4. Bring any prior stress test reports to your next appointment. A perfusion defect without a corresponding epicardial lesion is the key finding that points toward CMD and should prompt functional evaluation rather than re-categorization as a false positive result.

5. Ask whether a PET stress test with coronary flow reserve measurement or a cardiac MRI stress perfusion study is appropriate if you have not had imaging-based stress testing. Standard exercise ECG stress testing is not sensitive for CMD. It misses the subendocardial ischemia that microvascular disease produces, which requires perfusion imaging rather than surface ECG to detect.
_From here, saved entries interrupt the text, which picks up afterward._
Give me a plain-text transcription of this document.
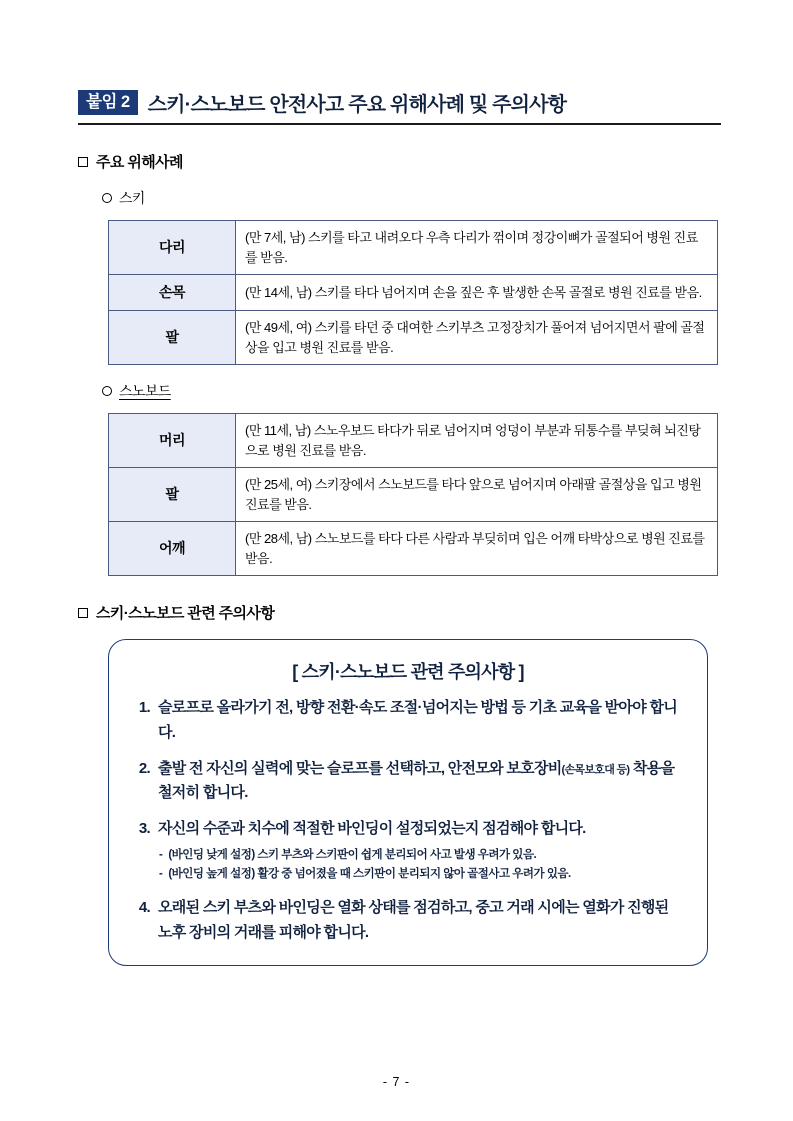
붙임 2 스키·스노보드 안전사고 주요 위해사례 및 주의사항
주요 위해사례
스키
다리	(만 7세, 남) 스키를 타고 내려오다 우측 다리가 꺾이며 정강이뼈가 골절되어 병원 진료를 받음.
손목	(만 14세, 남) 스키를 타다 넘어지며 손을 짚은 후 발생한 손목 골절로 병원 진료를 받음.
팔	(만 49세, 여) 스키를 타던 중 대여한 스키부츠 고정장치가 풀어져 넘어지면서 팔에 골절상을 입고 병원 진료를 받음.
스노보드
머리	(만 11세, 남) 스노우보드 타다가 뒤로 넘어지며 엉덩이 부분과 뒤통수를 부딪혀 뇌진탕으로 병원 진료를 받음.
팔	(만 25세, 여) 스키장에서 스노보드를 타다 앞으로 넘어지며 아래팔 골절상을 입고 병원 진료를 받음.
어깨	(만 28세, 남) 스노보드를 타다 다른 사람과 부딪히며 입은 어깨 타박상으로 병원 진료를 받음.
스키·스노보드 관련 주의사항
[ 스키·스노보드 관련 주의사항 ]
1. 슬로프로 올라가기 전, 방향 전환·속도 조절·넘어지는 방법 등 기초 교육을 받아야 합니다.
2. 출발 전 자신의 실력에 맞는 슬로프를 선택하고, 안전모와 보호장비(손목보호대 등) 착용을 철저히 합니다.
3. 자신의 수준과 치수에 적절한 바인딩이 설정되었는지 점검해야 합니다.
- (바인딩 낮게 설정) 스키 부츠와 스키판이 쉽게 분리되어 사고 발생 우려가 있음.
- (바인딩 높게 설정) 활강 중 넘어졌을 때 스키판이 분리되지 않아 골절사고 우려가 있음.
4. 오래된 스키 부츠와 바인딩은 열화 상태를 점검하고, 중고 거래 시에는 열화가 진행된 노후 장비의 거래를 피해야 합니다.
- 7 -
CMD is measurable. The measurements require knowing to perform them, but they are available at specialized centers, and an increasing number of academic cardiology programs have dedicated INOCA or women’s heart programs where this testing is part of the standard evaluation. The mechanism is specific. The treatments are specific. The first step is confirming the diagnosis exists before the targeted treatments can be assigned to it.

A woman who has been told her angiogram was clean and her heart is fine, who still has chest pain with exertion and rest, who has had symptoms dismissed as anxiety or musculoskeletal or gastrointestinal for years, has not had her coronary function evaluated. That is not a reassurance she received. It is an evaluation that has not yet been done.